The dataset can be downloaded [here](https://github.com/zygmuntz/goodbooks-10k). 


In [212]:
import pandas as pd
book_tags = pd.read_csv('book_tags.csv')
books = pd.read_csv('books.csv')
tags = pd.read_csv('tags.csv')

We first want to identify any authors of color based on book tags. Note that the authors column in the books dataframe needs cleaning, since audio books contain multiple authors. We just need the main author, which is the first.

In [213]:
books['authors'] = books.authors.apply(lambda x: x.split(',')[0])

Now we search tag names that indicate we have an author of color.

In [214]:
key_words = ['poc', 'black', 'african', 'asian', 'color', 'latino', 'trans', 'hispanic']
poc_tags = []
# here we look for tags with any of the key words above together with
for i in range(tags.shape[0]):
    tag = tags.tag_name.loc[i].split('-')
    for item in key_words:
        if item in tag and ('author' in tag or 'authors' in tag or 'writer' in tag or 'writers' in tag):
            poc_tags.append([tags.tag_id.loc[i], tags.tag_name.loc[i]])
            

In [215]:
poc_tag_ids = [tag[0] for tag in poc_tags]
poc_tag_ids[:5]

[1754, 1767, 1777, 3220, 3223]

We want to use these book tags to label the authors as POCs. We will merge the book_tags dataframe with the books dataframe to match them up.

In [216]:
author_tags = book_tags.merge(books[['goodreads_book_id', 'book_id', 'authors']], left_on = 'goodreads_book_id', right_on = 'goodreads_book_id')
author_tags.head(3)

Unnamed: 0,goodreads_book_id,tag_id,count,book_id,authors
0,1,30574,167697,27,J.K. Rowling
1,1,11305,37174,27,J.K. Rowling
2,1,11557,34173,27,J.K. Rowling


Let's make a new column called 'poc' to label authors that are POC.

In [217]:
import numpy as np
author_tags['poc'] = ""
author_tags.head()

Unnamed: 0,goodreads_book_id,tag_id,count,book_id,authors,poc
0,1,30574,167697,27,J.K. Rowling,
1,1,11305,37174,27,J.K. Rowling,
2,1,11557,34173,27,J.K. Rowling,
3,1,8717,12986,27,J.K. Rowling,
4,1,33114,12716,27,J.K. Rowling,


In [218]:
for i in range(author_tags.shape[0]):
    if author_tags.tag_id.loc[i] in poc_tag_ids:
        author_tags.poc.loc[i] = 1

In [219]:
print('There are ', author_tags[author_tags.poc == 1].groupby('authors').poc.first().sum(), ' authors tagged as POC.')

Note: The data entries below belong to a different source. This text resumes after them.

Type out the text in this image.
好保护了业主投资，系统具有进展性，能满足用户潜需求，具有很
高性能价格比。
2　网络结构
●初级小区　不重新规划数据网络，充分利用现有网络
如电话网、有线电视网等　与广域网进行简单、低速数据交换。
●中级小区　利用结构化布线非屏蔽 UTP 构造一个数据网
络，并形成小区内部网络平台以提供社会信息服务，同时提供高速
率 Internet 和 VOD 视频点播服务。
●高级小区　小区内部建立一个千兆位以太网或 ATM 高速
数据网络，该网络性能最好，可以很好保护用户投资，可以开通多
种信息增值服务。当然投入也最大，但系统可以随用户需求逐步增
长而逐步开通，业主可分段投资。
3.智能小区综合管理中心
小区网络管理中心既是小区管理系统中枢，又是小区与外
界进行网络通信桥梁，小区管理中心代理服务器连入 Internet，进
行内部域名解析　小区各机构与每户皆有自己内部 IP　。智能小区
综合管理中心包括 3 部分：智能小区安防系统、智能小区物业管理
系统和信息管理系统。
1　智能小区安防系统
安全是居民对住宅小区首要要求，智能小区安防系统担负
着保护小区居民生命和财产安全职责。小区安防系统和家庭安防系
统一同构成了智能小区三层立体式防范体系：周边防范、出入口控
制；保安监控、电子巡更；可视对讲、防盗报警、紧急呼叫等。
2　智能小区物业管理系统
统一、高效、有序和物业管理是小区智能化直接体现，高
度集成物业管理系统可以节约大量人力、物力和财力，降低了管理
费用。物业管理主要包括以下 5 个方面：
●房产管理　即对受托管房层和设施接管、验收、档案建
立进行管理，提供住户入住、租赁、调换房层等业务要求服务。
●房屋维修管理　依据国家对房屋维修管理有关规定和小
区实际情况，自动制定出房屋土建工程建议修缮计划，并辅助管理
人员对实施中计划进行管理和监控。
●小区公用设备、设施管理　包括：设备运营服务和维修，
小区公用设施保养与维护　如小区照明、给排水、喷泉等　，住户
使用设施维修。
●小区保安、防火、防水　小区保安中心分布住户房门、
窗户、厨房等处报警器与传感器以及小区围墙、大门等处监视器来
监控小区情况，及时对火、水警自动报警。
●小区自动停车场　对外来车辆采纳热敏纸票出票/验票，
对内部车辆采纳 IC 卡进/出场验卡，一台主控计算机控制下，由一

There are  88  authors tagged as POC.


Let's try to identify more authors of color by scraping a list of POC authors from Goodreads.com. We'll need to clean it too.

In [220]:
urls = [f'https://www.goodreads.com/list/show/96119._ReadPOC_List_of_Books_by_Authors_of_Color?page={i}' for i in range(1,12)]

In [221]:
from bs4 import BeautifulSoup
import requests

In [222]:
goodreads_poc = []
for url in urls:
    soup = BeautifulSoup(requests.get(url).text, "lxml")
    for i in soup.find_all('span', itemprop = 'name'):
        goodreads_poc.append(i.text)

In [223]:
goodreads_poc_authors = [item for item in goodreads_poc if goodreads_poc.index(item) % 2 == 1]

In [224]:
for i in range(author_tags.shape[0]):
    if author_tags.authors.loc[i] in goodreads_poc_authors:
        author_tags.poc.loc[i] = 1

In [225]:
print('There are ', author_tags[author_tags.poc == 1].groupby('authors', as_index = False).poc.first().shape[0], ' authors tagged as POC.')

There are  186  authors tagged as POC.


In [226]:
authors_df = pd.DataFrame(author_tags[['authors', 'poc']])
authors_df = authors_df.drop_duplicates(subset = ['authors', 'poc'])
authors_df = authors_df.set_index('authors')

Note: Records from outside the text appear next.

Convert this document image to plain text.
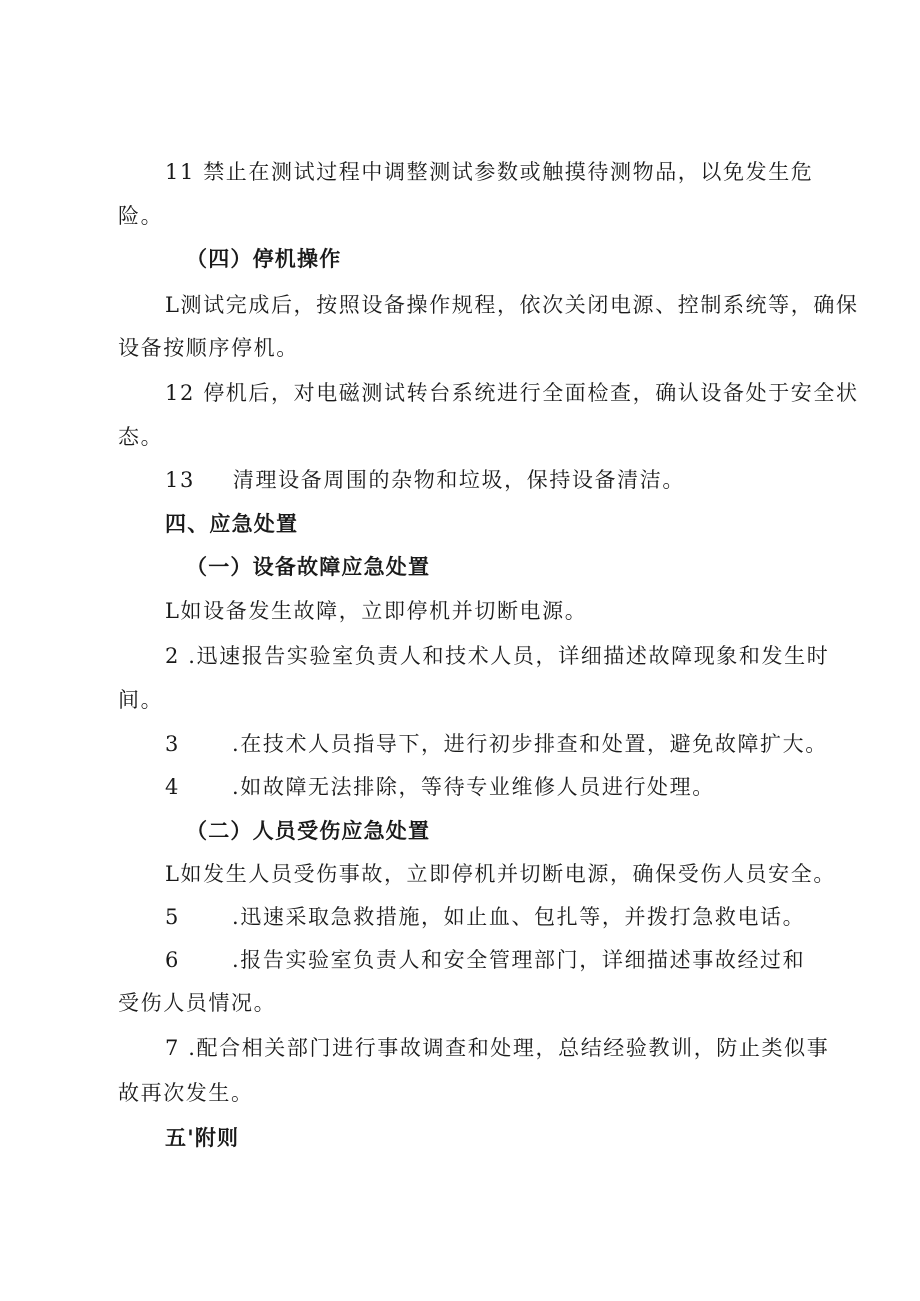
11 禁止在测试过程中调整测试参数或触摸待测物品，以免发生危
险。
（四）停机操作
L测试完成后，按照设备操作规程，依次关闭电源、控制系统等，确保
设备按顺序停机。
12 停机后，对电磁测试转台系统进行全面检查，确认设备处于安全状
态。
13 清理设备周围的杂物和垃圾，保持设备清洁。
四、应急处置
（一）设备故障应急处置
L如设备发生故障，立即停机并切断电源。
2 .迅速报告实验室负责人和技术人员，详细描述故障现象和发生时
间。
3 .在技术人员指导下，进行初步排查和处置，避免故障扩大。
4 .如故障无法排除，等待专业维修人员进行处理。
（二）人员受伤应急处置
L如发生人员受伤事故，立即停机并切断电源，确保受伤人员安全。
5 .迅速采取急救措施，如止血、包扎等，并拨打急救电话。
6 .报告实验室负责人和安全管理部门，详细描述事故经过和
受伤人员情况。
7 .配合相关部门进行事故调查和处理，总结经验教训，防止类似事
故再次发生。
五'附则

Finally, let's write a function that will allow us to hand-label authors that are POC, in case we want to do it manually. We pickle author_tags each time we call the function.

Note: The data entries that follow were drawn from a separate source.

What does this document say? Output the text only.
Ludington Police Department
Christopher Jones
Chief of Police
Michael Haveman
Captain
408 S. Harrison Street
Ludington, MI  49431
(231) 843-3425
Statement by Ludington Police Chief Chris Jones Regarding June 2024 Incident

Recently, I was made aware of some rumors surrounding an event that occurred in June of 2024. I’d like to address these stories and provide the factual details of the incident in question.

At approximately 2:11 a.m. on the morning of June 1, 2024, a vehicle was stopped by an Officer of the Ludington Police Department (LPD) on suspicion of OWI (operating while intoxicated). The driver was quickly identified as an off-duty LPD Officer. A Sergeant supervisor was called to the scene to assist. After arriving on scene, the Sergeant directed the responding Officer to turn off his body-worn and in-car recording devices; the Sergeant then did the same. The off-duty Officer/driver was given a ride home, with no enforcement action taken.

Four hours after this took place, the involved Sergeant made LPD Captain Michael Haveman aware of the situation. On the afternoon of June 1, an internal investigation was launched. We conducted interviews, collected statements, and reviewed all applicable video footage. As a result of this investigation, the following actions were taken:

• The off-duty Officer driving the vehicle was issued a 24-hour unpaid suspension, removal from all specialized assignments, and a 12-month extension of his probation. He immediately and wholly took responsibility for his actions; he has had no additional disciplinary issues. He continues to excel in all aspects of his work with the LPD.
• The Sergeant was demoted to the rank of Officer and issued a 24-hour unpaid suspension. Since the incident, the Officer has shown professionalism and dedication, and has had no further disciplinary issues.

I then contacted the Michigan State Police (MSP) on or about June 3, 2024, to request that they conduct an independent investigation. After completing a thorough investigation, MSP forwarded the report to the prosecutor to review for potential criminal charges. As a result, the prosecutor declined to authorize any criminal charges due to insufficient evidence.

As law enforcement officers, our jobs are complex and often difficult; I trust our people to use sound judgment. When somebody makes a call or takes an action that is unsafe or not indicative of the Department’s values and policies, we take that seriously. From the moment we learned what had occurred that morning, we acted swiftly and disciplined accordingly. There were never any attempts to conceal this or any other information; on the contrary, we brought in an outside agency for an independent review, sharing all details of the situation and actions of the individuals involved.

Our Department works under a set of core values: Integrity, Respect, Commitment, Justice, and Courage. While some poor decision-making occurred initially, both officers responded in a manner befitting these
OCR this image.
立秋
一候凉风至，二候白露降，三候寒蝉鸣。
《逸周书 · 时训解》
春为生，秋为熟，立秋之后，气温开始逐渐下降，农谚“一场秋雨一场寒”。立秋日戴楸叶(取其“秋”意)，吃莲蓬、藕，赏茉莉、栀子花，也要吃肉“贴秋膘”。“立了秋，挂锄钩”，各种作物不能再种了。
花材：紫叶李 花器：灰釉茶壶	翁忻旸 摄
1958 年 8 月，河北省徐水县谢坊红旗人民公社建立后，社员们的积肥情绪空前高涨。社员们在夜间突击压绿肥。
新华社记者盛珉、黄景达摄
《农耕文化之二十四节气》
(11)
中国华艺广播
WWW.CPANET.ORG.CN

We first need the following script to be able to print out a link. (I did not write this script.)

In [232]:
"""URL Wrapper."""

from dataclasses import dataclass


@dataclass(frozen=True)
class Url:
    """Wrapper around a URL string to provide nice display in IPython environments."""

    __url: str

    def _repr_html_(self):
        """HTML link to this URL."""
        return f'<a href="{self.__url}">{self.__url}</a>'

    def __str__(self):
        """Return the underlying string."""
        return self.__url

The following script can be used to hand-label authors. This code will also print out a link to the author's Wikipidia page. This function can be used on any dataframe where the index are the author names, and there is a column labelled 'poc', where the entries are either "", 1 or 0.

In [233]:
import pickle

In [234]:
def hand_label(authors_dataframe):
    '''Input a dataframe where index are authors and dataframe has a 'poc' column. 
    Enter 'poc' if author is a POC, exit if you want to end the program,
    and w to indicate not POC'''
    author_label = None
    for author in authors_dataframe.index:
        if authors_dataframe.loc[author].poc  == "":
            if author_label == 'exit':
                break

            while True:
                print(Url('https://en.wikipedia.org/wiki/'+author.replace(' ','_')))
                author_label = input(author + ' ') 
                if author_label == 'poc':
                    authors_dataframe.loc[author]['poc'] = 1
                    with open('authors_df.pkl', 'wb') as picklefile:
                        pickle.dump(authors_dataframe, picklefile)
                    break
                elif author_label == 'w':
                    authors_dataframe.loc[author]['poc'] = 0
                    with open('authors_df.pkl', 'wb') as picklefile:
                        pickle.dump(authors_dataframe, picklefile)
                    break
                else:
                    break


Try labelling some! Make sure to do your research.

In [235]:
hand_label(authors_df)

https://en.wikipedia.org/wiki/J.K._Rowling
J.K. Rowling w
https://en.wikipedia.org/wiki/Douglas_Adams
Douglas Adams w
https://en.wikipedia.org/wiki/Bill_Bryson
Bill Bryson w
https://en.wikipedia.org/wiki/J.R.R._Tolkien
J.R.R. Tolkien w
https://en.wikipedia.org/wiki/Chris___Smith
Chris   Smith exit


In [236]:
authors_df.poc.value_counts()

     3736
1     186
0       4
Name: poc, dtype: int64